Mark Reads ‘Carpe Jugulum’: Part 4

In the fourth part of Carpe Jugulum, EVERYTHING ABOUT THIS IS INCREDIBLE AND I’M READY FOR THE UNBELIEVABLE JOURNEY I’M ABOUT TO TAKE. Intrigued? Then it’s time for Mark to read Discworld.

Trigger Warning: For talk of consent and gaslighting.

JUST KIDDING, I’M NOT READY AT ALL. Oh my god, this was breathtaking. To say it’s unexpected is an understatement; I honestly don’t think a Discworld book has ramped up this quickly ever. Pratchett drops this nightmare on us so casually, and then we’re just supposed to accept it because IT’S ALREADY MOVING FORWARD.

Let’s talk. Because this starts off with a distraction: baby Esmerelda’s bizarre middle name. As the characters discuss whether or not they can change it (not really) and whether it matters (not really, as the Lancre people like weird sounding names anyway), I had forgot about the “guests” who arrived at the start of the scene because… well, Moocow Poorchick. I LOVE THAT NAME, I DON’T CARE. I once named a dog Potato Moo McPuppydots, so SHUT UP. (I’m also a big fan of Total Biscuit. Sounds like a great band, too.) I didn’t pick up on the importance of Oats’s migraine either, even though I knew the Magpyr clan were in the room. Didn’t make the connection, didn’t think much of Agnes’s awkward conversation with Reverend Oats, and pushed forward because everything was funny and great and then:

“Can I get you a drink, Miss Nitt?”

Look, Pratchett invokes a very specific trope here: that thing where a villain reveals they’re a villain by accidentally saying a person’s name before they introduce themselves. It’s usually pretty effective, and look no further than my video for evidence of it! I knew this man was one of the Magpyr vampyres anyway, but this was all the confirmation I needed. I was prepared! He was a vampire and he was going to secretly infiltrate the party and I WAS 100% WRONG. Even as Agnes realized something was up, I was so certain about what was unfolding.

Hell, look at the next scene! Nanny brings Agnes outside and very quickly, she figures out that Verence invited vampires to be a part of the naming ceremony. (He didn’t, though, did he?) It plays right into her perception of Verence as being too friendly to other nations and cultures, and she is wrong, and I am wrong, and it’s all wrong. The Magpyr clan feels like a stand-in for a lot of things, but in this moment, Nanny sees them – and their family motto of Carpe Jugulum – as a threat to everything that makes Lancre special. It’s just silly to her that Verence would even entertain the idea that a bunch of vampires from Überwald should be allowed in the palace.

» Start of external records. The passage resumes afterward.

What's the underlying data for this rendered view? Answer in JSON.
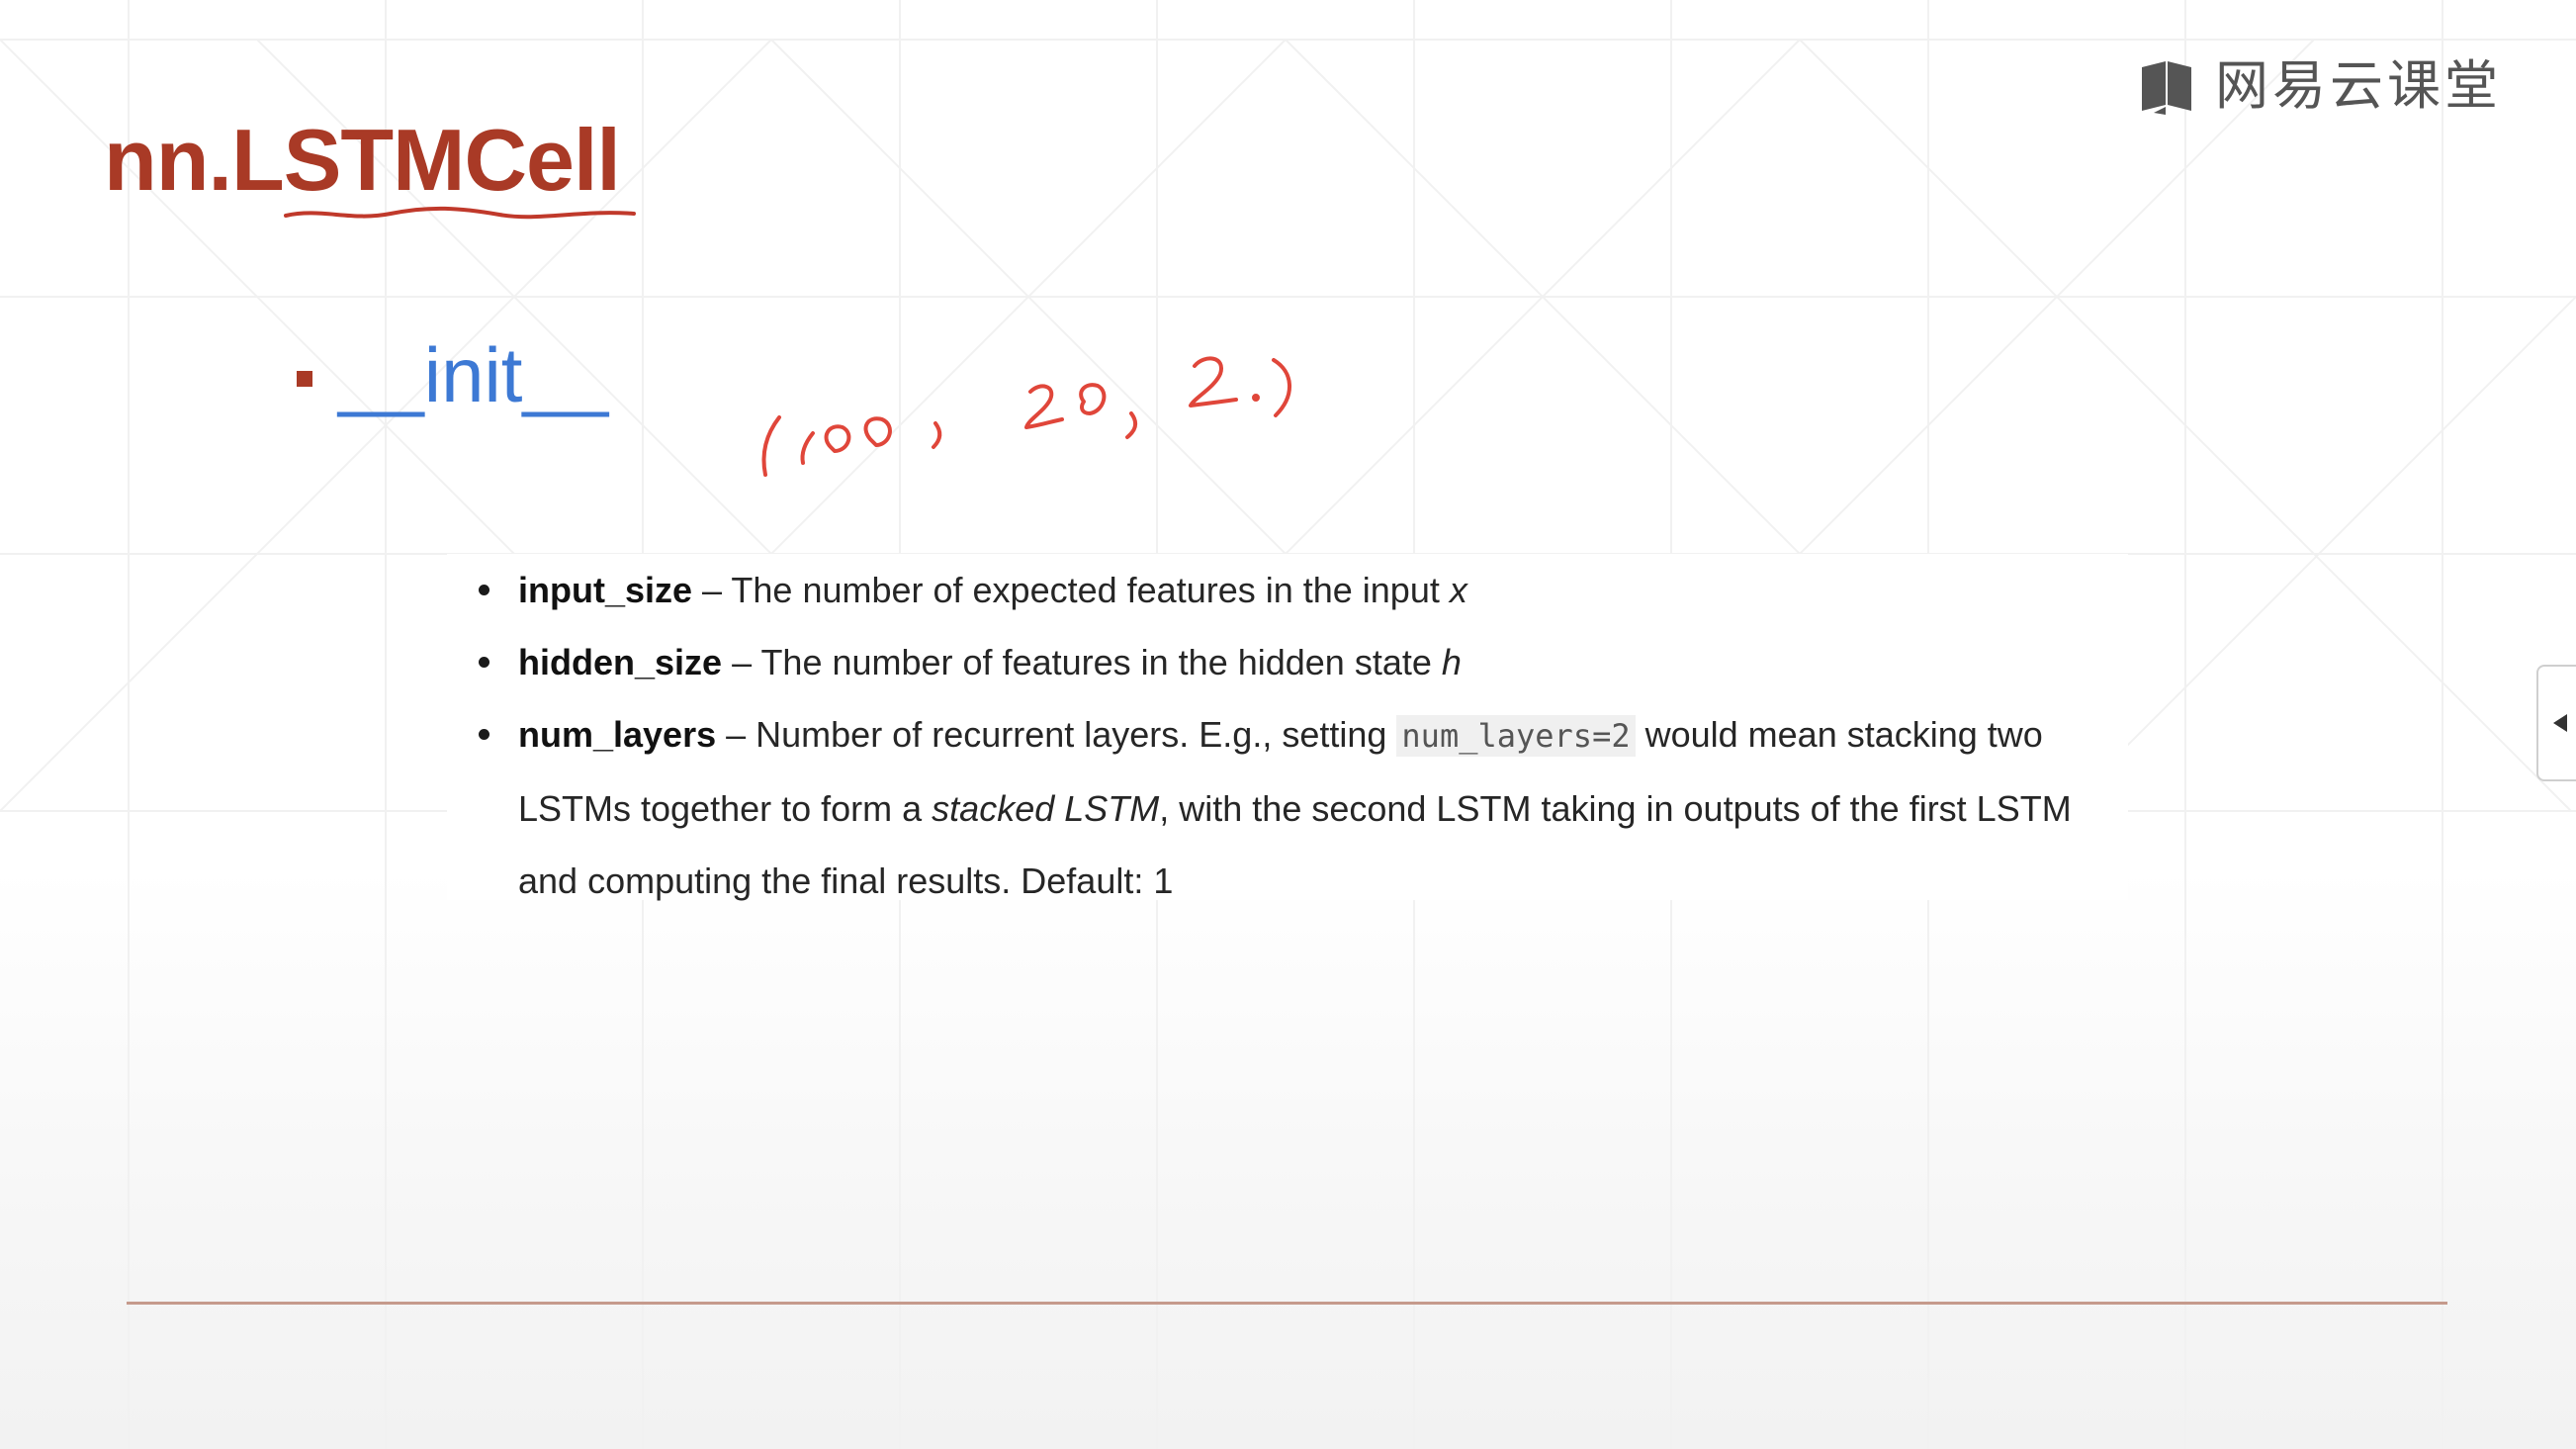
{
  "brand": {
    "logo_text": "网易云课堂",
    "icon": "book-icon"
  },
  "slide": {
    "title": "nn.LSTMCell",
    "subheading": "__init__",
    "handwritten_note": "((100, 20, 2)"
  },
  "doc": {
    "items": [
      {
        "param": "input_size",
        "sep": " – ",
        "text": "The number of expected features in the input ",
        "symbol": "x"
      },
      {
        "param": "hidden_size",
        "sep": " – ",
        "text": "The number of features in the hidden state ",
        "symbol": "h"
      },
      {
        "param": "num_layers",
        "sep": " – ",
        "text_a": "Number of recurrent layers. E.g., setting ",
        "code": "num_layers=2",
        "text_b": " would mean stacking two LSTMs together to form a ",
        "emph": "stacked LSTM",
        "text_c": ", with the second LSTM taking in outputs of the first LSTM and computing the final results. Default: 1"
      }
    ]
  },
  "side_tab": {
    "icon": "collapse-arrow-icon"
  },
  "colors": {
    "title": "#a93a26",
    "subheading": "#3d79d4",
    "annotation_ink": "#e0463a",
    "rule": "#c59a8c"
  }
}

And then it all starts to fall apart. That conversation with Igor… what the hell, y’all??? So, apparently, these new vampyres aren’t “old school.” His mention of their clothing choices seemed odd, as did their insistence to keep their own castle free of squeaky hinges and spooky lighting. Initially, I thought Pratchett was merely making a joke about our expectations of vampires, but no, once again I’m wrong. Surely, they were just a tad weird, but they’re vampyres. Nothing shocking there, right?

I cannot even deal with the scene inside the castle. I can’t.

“I think you were talking about vampires,” he said, taking a garlic pasty from Agnes’s tray and biting into it with every sign of enjoyment. “Could I be of assistance?”

Nanny looked him up and down.

“Do you know much about them?” she said.

“Well, I am one,” he said. “So I suppose the answer is yes.”

In just one exchange, Pratchett shifts this book into another fucking stratosphere. Because I always figured that the Magpyr infiltration plan would be subtle, I was shocked to high hell to watch it all unfold so OPENLY. Thus, that scene earlier, where Vlad says Agnes’s name before she reveals it, is not the trope I thought it was. It was a hint that the Magpyr vampyres were just going to waltz in, take over everything in a few minutes, and do so without a care in the world. Watching them overpower the minds over everyone in that room (well, almost everyone) was horrifying, and it’s one of the creepiest things I’ve read in a Discworld book. These vampires violate the consent of the attendees, and then present an alternate version of reality to them. IT’S SO SCARY.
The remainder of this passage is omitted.